Research with Sparsity#
Sparsity is a powerful tool that can improve performance, reduce model size, and help generalizability while achieving the same accuracy as densely trained models. Read some of our research work on training with sparsity here:
Sparse pre-training and dense fine-tuning (SPDF): blog, arxiv. In this work, we show how we can pre-train a 1.3B parameter GPT-3 style model with up to 75% unstructured sparsity and 60% fewer training FLOPs on Cerebras CS-2, without a significant loss in accuracy on downstream tasks.
Sparse Iso-FLOP transformations for Maximizing Training Efficiency (Sparse-IFT): blog, arxiv. In this work, we show how pre-training a GPT-3 style small model with sparsity leads to a 0.4 perplexity improvement on the WikiText103 language modeling task. See table below and paper for more details, including results on computer vision tasks.
Tutorials to reproduce results coming soon!
Implementation Notes#
The ability to specify dynamic sparsity with explicit masks on CS2 in PyTorch is still under development, so inband masks with sentinels are only a temporary solution for the 1.8 preview of sparsity. The YAML configs will be forward compatible with static sparsity on future releases.

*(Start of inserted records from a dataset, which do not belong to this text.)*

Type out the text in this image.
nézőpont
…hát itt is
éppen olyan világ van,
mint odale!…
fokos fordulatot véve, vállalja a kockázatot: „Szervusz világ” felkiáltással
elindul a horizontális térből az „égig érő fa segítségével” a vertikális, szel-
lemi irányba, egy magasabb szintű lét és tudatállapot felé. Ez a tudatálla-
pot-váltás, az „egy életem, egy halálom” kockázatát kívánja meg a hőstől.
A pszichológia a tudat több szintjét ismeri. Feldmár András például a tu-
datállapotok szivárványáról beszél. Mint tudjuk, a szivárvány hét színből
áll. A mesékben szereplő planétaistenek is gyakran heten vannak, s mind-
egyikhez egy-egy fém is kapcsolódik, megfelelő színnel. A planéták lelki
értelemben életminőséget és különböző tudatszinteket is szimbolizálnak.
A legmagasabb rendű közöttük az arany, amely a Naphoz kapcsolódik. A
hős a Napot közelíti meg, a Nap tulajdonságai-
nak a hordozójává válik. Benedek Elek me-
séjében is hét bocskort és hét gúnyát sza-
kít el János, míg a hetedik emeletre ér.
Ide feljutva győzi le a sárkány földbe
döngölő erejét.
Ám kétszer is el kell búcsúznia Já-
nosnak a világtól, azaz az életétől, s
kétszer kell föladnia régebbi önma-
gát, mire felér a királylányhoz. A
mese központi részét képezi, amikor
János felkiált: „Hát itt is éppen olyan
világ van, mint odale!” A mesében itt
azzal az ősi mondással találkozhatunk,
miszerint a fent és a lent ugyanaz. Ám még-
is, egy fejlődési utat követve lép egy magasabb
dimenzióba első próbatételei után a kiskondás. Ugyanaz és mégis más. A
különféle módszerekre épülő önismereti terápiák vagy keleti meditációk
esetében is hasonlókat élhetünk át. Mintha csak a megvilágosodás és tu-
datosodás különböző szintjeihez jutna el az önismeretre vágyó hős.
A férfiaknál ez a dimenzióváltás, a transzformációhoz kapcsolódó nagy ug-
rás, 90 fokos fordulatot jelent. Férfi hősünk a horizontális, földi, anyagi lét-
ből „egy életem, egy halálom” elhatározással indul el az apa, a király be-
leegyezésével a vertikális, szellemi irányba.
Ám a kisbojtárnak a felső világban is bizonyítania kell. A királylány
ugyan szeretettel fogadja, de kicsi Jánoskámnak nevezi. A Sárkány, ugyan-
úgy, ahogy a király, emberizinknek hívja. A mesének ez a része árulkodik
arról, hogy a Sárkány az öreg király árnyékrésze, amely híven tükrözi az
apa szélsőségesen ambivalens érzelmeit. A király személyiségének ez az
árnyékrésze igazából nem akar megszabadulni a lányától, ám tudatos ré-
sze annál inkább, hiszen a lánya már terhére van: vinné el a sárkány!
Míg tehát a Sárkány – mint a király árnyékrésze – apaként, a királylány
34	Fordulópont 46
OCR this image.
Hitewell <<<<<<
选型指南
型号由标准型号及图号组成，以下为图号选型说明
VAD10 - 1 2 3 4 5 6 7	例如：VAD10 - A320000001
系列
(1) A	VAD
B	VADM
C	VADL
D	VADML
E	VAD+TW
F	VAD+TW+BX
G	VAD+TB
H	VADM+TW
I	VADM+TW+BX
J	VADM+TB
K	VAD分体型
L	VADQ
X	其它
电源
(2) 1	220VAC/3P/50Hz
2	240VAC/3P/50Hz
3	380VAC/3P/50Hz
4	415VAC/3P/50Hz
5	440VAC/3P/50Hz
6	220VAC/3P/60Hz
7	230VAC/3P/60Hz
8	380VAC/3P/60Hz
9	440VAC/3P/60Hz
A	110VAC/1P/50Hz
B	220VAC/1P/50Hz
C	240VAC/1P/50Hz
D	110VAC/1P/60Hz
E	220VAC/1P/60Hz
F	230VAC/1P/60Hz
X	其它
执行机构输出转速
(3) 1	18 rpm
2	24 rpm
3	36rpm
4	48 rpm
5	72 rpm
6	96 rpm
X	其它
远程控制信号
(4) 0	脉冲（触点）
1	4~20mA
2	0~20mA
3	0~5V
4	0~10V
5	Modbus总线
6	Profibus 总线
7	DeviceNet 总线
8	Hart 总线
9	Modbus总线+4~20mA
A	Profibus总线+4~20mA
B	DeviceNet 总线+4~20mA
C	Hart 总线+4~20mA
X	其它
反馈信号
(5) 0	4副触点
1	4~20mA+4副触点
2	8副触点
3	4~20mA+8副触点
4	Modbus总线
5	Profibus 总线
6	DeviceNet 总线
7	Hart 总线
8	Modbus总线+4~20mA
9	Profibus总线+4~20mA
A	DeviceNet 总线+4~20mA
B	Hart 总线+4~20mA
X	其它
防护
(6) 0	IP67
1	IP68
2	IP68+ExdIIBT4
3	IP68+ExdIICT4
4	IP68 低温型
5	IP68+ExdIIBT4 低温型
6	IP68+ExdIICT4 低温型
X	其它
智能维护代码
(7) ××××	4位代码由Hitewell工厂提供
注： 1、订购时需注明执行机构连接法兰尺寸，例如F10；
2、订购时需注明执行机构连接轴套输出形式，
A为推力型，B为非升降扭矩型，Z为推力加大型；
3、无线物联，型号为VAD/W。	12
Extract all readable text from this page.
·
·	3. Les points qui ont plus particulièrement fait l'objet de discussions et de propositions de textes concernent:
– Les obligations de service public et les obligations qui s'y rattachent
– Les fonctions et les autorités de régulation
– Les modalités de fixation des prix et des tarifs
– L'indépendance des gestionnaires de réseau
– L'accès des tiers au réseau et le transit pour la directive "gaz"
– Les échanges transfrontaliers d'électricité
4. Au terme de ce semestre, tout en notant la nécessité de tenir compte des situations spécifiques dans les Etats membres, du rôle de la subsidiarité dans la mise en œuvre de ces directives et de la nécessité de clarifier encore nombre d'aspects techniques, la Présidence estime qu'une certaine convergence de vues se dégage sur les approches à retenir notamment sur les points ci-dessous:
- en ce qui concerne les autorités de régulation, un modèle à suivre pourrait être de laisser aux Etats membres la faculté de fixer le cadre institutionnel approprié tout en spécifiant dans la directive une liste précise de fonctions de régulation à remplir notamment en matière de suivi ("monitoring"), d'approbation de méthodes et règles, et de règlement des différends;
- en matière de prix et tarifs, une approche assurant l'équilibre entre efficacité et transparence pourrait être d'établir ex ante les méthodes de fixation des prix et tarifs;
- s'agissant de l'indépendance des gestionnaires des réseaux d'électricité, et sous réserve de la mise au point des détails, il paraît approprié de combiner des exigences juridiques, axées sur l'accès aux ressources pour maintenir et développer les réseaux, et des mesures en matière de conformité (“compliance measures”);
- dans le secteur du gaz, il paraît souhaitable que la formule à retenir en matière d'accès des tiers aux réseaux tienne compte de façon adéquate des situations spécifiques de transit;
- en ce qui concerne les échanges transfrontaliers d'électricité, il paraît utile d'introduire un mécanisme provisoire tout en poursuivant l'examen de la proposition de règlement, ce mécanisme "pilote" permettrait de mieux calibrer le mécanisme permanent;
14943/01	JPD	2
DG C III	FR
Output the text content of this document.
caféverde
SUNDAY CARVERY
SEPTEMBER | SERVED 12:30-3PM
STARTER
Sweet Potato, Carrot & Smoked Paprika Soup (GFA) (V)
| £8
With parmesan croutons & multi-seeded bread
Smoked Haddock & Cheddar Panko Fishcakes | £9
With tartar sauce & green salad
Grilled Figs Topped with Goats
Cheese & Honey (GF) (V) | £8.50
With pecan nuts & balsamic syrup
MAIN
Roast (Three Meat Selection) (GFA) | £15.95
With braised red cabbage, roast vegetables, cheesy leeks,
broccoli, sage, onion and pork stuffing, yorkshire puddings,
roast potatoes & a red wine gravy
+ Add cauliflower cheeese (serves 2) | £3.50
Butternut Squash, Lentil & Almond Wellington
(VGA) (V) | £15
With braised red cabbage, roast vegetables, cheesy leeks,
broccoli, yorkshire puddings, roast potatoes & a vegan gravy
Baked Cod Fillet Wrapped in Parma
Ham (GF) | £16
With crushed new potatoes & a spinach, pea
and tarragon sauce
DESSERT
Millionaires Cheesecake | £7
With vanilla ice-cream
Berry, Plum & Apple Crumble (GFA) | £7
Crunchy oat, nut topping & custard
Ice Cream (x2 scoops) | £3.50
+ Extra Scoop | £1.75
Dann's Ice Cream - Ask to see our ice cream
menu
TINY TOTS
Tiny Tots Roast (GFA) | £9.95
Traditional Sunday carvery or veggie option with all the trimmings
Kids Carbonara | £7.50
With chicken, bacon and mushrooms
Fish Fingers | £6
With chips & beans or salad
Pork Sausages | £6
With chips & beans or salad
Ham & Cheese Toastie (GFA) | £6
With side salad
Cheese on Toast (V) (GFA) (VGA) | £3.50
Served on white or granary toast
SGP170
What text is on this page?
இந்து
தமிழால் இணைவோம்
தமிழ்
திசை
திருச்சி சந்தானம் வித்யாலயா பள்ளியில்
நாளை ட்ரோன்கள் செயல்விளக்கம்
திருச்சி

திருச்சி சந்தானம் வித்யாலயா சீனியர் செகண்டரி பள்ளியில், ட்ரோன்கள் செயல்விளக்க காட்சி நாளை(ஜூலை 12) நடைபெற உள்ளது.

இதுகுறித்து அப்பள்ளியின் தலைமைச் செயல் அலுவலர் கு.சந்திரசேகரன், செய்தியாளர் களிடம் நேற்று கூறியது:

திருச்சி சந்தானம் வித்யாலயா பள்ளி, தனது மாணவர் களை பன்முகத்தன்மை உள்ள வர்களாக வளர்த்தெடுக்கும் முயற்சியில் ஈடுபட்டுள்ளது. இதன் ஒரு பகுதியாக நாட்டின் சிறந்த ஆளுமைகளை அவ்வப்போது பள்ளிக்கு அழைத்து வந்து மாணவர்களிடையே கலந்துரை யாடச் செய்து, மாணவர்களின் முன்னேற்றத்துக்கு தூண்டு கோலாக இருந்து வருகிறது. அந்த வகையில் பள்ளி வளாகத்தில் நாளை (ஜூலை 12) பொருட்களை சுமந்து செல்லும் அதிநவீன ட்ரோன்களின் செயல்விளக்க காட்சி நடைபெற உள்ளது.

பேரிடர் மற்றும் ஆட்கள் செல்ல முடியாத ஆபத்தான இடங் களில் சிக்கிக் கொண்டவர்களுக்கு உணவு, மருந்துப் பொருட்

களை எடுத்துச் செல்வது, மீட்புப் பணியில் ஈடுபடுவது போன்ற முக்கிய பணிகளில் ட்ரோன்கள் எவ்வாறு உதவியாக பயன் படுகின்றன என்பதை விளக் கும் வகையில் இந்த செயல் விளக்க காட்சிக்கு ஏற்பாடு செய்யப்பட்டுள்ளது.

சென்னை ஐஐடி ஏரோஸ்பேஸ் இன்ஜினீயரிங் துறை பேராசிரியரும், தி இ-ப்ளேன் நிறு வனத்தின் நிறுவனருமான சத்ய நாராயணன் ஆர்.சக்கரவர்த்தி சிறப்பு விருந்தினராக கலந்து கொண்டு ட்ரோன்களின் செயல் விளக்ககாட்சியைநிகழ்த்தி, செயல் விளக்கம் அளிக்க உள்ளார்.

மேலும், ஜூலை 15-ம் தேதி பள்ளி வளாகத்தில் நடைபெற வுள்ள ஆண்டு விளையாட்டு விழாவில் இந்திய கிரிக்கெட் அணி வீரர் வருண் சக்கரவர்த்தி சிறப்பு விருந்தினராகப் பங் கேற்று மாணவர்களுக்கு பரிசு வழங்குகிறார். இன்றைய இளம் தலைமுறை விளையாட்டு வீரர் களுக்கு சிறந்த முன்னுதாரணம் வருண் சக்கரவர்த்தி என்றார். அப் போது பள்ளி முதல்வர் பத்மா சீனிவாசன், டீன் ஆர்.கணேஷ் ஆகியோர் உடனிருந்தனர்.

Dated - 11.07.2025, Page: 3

Note, PyTorch does have mechanisms for both representing sparse tensors and utilities for pruning networks. However, sparse tensors require custom kernels to operate on and have lower compatibility with existing models and utilities. In particular, a torch.nn.Parameter
can not hold a torch.sparse.tensor
without workarounds. The torch.prune
utilities are convenient, but the asynchronous and precompiled nature of computation on the WSE requires a custom solution. Cerebras will attempt to bridge compatibility with them in the future.